Who am I? Who do I want to be?

I have been reacting, responding, being of service, bewildered, discouraged, damaged.  My heart and mind have been little more than a whirlwind around my H's presence, his words, his action/non-action, .... who he is/and isn't in my mind trying to make sense of our/my life.  To the point where there seems to be no him and no me anymore....other than accusations and a senseless game of "Who can out-ignore, with hard shells, out-distance, have higher boundaries?"  And there certainly is no marriage partnership.  Two ships that pass in the night.  I have, this past year, given him all the independence from me he seemed to be fighting for.  And I just permitted myself to see what he was willing to GIVE if I stopped asking, expecting praying for.  He has given nothing to a positive growth of our relationship.  In fact, he SEEMS (I have to guess because he does not talkabout anything other than ranting about the governement) to resent me for stopping all my over-compensating that I used to do.  

When he would say something really stupid in front of others, I used to giggle or make light of what he said or act out a "Oh, Gosh!" and play a game of "Oh, you are offensive, you little cute devil!"  I have stopped that.  Now I let his insensitive sarcasm ring in the empty air around him.  I had been conditioning him to be able to say and do whatever he feels like without filter and I would try to make it OK in all our eyes.  

But I lost my own self. I lost my strength playing all those games for him.
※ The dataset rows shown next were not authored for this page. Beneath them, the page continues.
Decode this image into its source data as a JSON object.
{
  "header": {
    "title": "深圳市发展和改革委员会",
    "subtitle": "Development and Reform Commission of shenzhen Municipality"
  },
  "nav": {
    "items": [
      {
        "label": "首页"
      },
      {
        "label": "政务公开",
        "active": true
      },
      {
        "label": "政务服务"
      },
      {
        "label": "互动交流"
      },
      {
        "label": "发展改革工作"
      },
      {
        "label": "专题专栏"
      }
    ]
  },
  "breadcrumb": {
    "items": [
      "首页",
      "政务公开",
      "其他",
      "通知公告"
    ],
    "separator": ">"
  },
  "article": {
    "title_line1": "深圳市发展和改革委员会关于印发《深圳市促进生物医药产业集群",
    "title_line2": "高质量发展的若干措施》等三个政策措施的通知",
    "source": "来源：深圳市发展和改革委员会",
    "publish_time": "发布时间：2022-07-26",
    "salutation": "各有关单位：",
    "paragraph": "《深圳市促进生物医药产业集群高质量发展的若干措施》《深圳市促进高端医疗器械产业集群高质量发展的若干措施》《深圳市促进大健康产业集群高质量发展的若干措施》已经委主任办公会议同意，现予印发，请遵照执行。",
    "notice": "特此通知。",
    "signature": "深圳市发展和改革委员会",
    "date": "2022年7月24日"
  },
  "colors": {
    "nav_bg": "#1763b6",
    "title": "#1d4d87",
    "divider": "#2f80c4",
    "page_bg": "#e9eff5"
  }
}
I am trying like crazy to remember how I spoke, how I held my body, how I thought before I was H's shrewish enabler.  Who do I want to be now?  I accustomed myself to being someone in the background without a will or presence of my own to bring to the table....just an over-compensating helpmate to H and an over-parenter to my children.  I hope it is not too late to give myself the gift of BEING my self.  I feel like a wounded soldier and there are no agencies or groups of support for spouses of "missing in action" ADDers.  Life could be a lot worse.  I can see that it is within my abilities to pull myself out of my own Land of the Lost.  It is something that I am working on. It is not selfish to be a whole person with conviction and voice.  It is necessary if I am going to be a person who has anything of substance to give to my loved ones.